The other highlight was to see Kristina and Beppe again. Kristina is going through a tough and confusing time at the moment. She has left her long time companion Philippe - I shall miss the giant he was and the bon vivant who would come to Paris with his excellent wines... Work but nothing that exciting. How come such a beautiful dancer doesn't find a Pygmalion to create works worthy of her??? She has to teach monkeys and grab whatever she can. Ah, la vie d'artiste!
Her new beau is a Greek hunk who seems as confused as she is.
In spite of all that, we all remained confident about the future. We are doing what we love.

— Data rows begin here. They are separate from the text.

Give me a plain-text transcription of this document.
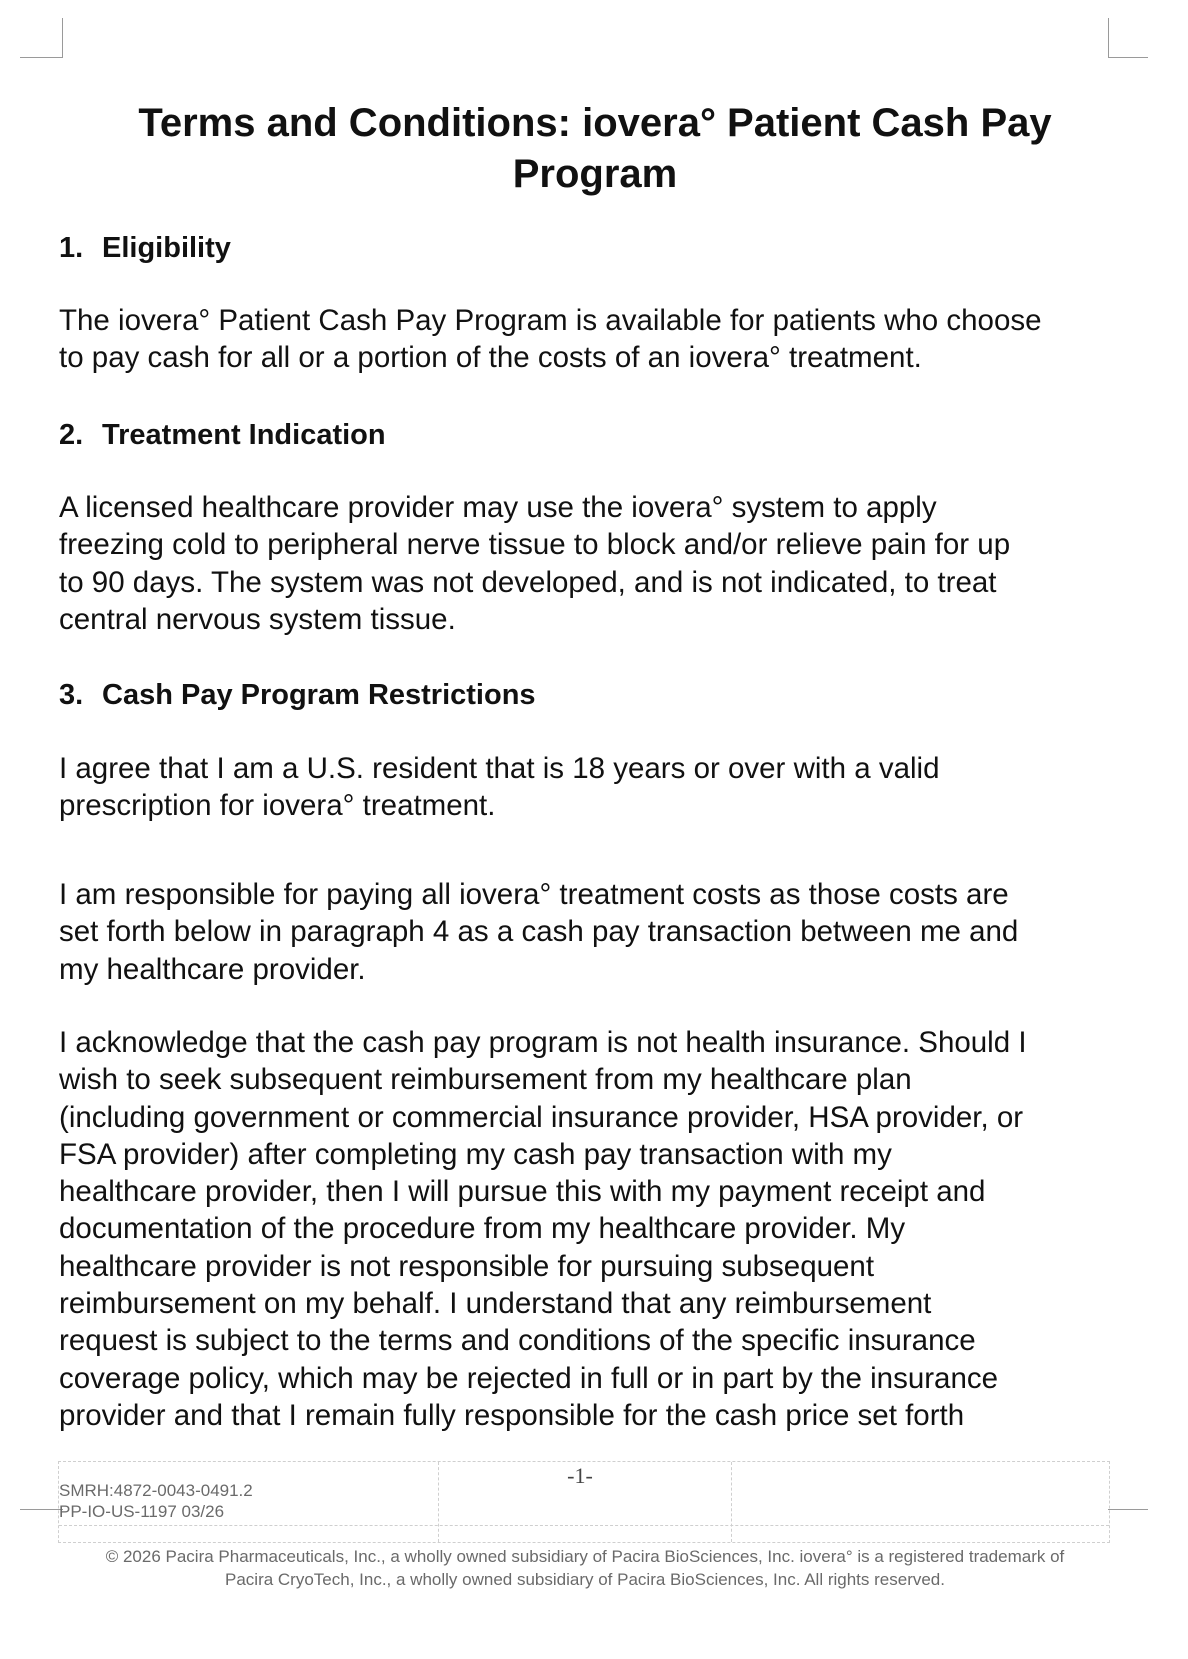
Terms and Conditions: iovera° Patient Cash Pay Program
1. Eligibility

The iovera° Patient Cash Pay Program is available for patients who choose
to pay cash for all or a portion of the costs of an iovera° treatment.

2. Treatment Indication

A licensed healthcare provider may use the iovera° system to apply
freezing cold to peripheral nerve tissue to block and/or relieve pain for up
to 90 days. The system was not developed, and is not indicated, to treat
central nervous system tissue.

3. Cash Pay Program Restrictions

I agree that I am a U.S. resident that is 18 years or over with a valid
prescription for iovera° treatment.

I am responsible for paying all iovera° treatment costs as those costs are
set forth below in paragraph 4 as a cash pay transaction between me and
my healthcare provider.

I acknowledge that the cash pay program is not health insurance. Should I
wish to seek subsequent reimbursement from my healthcare plan
(including government or commercial insurance provider, HSA provider, or
FSA provider) after completing my cash pay transaction with my
healthcare provider, then I will pursue this with my payment receipt and
documentation of the procedure from my healthcare provider. My
healthcare provider is not responsible for pursuing subsequent
reimbursement on my behalf. I understand that any reimbursement
request is subject to the terms and conditions of the specific insurance
coverage policy, which may be rejected in full or in part by the insurance
provider and that I remain fully responsible for the cash price set forth

SMRH:4872-0043-0491.2
PP-IO-US-1197 03/26
-1-
© 2026 Pacira Pharmaceuticals, Inc., a wholly owned subsidiary of Pacira BioSciences, Inc. iovera° is a registered trademark of
Pacira CryoTech, Inc., a wholly owned subsidiary of Pacira BioSciences, Inc. All rights reserved.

We are travelling around the world and manage to see each other wherever it is. Isn’t it a wonderful life? The difficulties we encounter we meet amount to nothing much when we see what we have achieved.
And the new year will be even better, and certainly filled with many surprises.
Where will I be? Whom will I meet? Whom will I love? What will the next projects be? To what destinations will I travel? And will I finally settle somewhere out of France as I feel I must do?
I don’t know and I’m happy not to.  Hurrah!